M. Morozov a signalé que les États-Unis avaient besoin d'un polygone pour tester une arme fondée sur des principes physiques nouveaux « mais surtout pour évaluer les dommages qu'elle causerait, pertes humaines comprises ».
Il a ajouté que l'Afghanistan constituait aux yeux des Etats-Unis le polygone utilisé à ces fins, car ils ont investi dans ce pays d'importantes sommes afin de renforcer leur présence militaire.
« C'est un nouveau danger pour la Russie, car des unités de Daech se concentrent dans ce pays et les États-Unis déploient des efforts afin de conserver ce potentiel », a-t-il ajouté.
Le sénateur a signalé qu'une « réponse appropriée serait donnée » si les États-Unis tentaient de déstabiliser la situation ayant trait à la Russie en procédant à de nouveaux tests ou en soutenant les terroristes.
Jeudi 13 avril, les États-Unis ont utilisé pour la première fois en conditions réelles la bombe non nucléaire la plus puissante à ce jour, baptisée GBU-43, contre les combattants du groupe terroriste État islamique en Afghanistan.

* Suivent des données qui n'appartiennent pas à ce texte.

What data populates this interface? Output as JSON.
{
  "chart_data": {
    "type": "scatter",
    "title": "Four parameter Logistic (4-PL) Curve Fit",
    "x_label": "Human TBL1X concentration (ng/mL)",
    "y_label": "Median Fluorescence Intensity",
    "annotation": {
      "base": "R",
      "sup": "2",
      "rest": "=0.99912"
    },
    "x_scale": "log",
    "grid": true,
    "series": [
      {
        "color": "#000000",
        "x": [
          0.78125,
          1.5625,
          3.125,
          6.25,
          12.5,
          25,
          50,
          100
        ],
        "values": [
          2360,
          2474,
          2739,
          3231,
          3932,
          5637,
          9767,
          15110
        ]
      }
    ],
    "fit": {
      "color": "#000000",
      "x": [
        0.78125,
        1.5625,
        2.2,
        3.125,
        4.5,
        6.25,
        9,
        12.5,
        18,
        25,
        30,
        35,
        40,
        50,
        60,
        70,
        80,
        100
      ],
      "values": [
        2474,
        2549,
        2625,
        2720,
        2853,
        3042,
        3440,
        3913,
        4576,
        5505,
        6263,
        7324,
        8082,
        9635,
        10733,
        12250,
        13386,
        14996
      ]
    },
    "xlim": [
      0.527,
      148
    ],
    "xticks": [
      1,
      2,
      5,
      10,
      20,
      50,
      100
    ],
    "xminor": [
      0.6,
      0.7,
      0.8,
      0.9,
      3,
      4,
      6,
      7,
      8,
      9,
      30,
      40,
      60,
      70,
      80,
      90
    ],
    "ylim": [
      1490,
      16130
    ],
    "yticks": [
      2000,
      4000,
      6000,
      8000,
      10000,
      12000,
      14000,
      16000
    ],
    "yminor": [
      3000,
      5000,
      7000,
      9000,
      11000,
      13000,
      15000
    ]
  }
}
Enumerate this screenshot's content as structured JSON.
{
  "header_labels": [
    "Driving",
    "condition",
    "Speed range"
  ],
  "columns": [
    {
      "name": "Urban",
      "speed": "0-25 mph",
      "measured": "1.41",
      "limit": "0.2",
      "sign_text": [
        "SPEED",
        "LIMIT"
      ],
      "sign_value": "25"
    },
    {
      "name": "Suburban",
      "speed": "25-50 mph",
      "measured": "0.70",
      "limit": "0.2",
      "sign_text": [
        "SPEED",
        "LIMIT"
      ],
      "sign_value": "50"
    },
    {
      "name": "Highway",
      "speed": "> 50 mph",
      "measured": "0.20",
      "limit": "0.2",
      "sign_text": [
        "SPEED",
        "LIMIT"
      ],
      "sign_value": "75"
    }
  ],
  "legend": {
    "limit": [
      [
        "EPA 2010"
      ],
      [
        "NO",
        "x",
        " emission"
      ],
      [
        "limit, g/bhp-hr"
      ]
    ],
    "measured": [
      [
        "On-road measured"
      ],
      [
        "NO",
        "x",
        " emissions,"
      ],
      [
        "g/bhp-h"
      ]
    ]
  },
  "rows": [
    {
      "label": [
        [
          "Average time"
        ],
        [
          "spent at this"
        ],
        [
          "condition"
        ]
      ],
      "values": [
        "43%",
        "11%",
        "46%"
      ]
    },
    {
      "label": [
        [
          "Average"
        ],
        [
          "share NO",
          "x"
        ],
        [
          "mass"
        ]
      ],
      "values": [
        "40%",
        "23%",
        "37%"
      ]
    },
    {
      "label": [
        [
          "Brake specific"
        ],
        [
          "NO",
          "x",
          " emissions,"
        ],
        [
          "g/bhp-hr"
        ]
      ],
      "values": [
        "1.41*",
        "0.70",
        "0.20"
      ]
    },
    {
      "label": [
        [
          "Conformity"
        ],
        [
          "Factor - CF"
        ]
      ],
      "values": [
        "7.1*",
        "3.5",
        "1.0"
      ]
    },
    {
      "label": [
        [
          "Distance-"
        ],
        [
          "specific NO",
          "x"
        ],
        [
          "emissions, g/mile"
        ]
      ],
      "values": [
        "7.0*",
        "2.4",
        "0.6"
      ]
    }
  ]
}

La bombe de 9,5 tonnes a été larguée depuis un avion militaire MC-130. Selon certaines informations, les États-Unis disposent de 15 munitions de ce type. Washington a expliqué que la frappe avait visé un système de tunnels de Daech et traduisait l'attachement de l'administration américaine à sa promesse d'éliminer le groupe terroriste.